No Segundo Congresso do POSDR, realizado em agosto de 1903, o grupo Emancipação do Trabalho anunciou sua dissolução.
(6) NA: O artigo de P.L. Lavrov no número 4 é, de fato, só um “excerto” de uma longa carta escrita por ele para o Material*. Nós ouvimos falar que o texto completo da carta e uma resposta de Plekhánov também foram publicados no exterior nesse verão (1897) mas nós não vimos nem um nem outro. Nem sabemos se o Panfleto do Grupo Narodnaya Volya, número 5, no qual os editores prometeram publicar um artigo editorial sobre a carta de P.L. Lavrov, já apareceu. Ver o número 4, p. 22, col. 1, nota de rodapé.
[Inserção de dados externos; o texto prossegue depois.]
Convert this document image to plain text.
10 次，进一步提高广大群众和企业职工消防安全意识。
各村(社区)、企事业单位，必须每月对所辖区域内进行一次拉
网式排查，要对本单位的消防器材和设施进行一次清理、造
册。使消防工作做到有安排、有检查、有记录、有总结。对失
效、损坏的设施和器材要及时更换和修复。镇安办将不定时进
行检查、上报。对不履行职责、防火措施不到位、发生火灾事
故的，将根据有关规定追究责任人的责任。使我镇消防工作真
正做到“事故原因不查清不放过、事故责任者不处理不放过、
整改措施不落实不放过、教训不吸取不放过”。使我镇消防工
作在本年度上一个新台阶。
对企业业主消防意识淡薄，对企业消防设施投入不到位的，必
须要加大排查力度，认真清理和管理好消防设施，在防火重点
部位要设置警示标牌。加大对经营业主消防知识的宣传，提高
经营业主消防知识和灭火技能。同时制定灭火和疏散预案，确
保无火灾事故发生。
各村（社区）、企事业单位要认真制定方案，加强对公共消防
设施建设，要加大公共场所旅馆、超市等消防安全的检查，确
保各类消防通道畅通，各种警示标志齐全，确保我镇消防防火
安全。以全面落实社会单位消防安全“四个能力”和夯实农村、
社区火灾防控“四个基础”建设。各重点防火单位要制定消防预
*[Lênin se refere a uma coleção de artigos nomeados Material para uma História do Movimento Social-Revolucionário Russo, publicado em Genebra nos anos de 1893-96 pelo Grupo dos Membros do Antigo Narodnaya Volya (P.L. Lavrov, N.S. Rusanov e outros). No todo, quatro coleções foram publicadas em cinco volumes (dezessete era o plano original)].
(7) Blanquismo – uma tendência no movimento socialista francês encabeçada pelo excepcional revolucionário e proeminente representante do comunismo utópico francês, Louis-Auguste Blanqui (1805-81).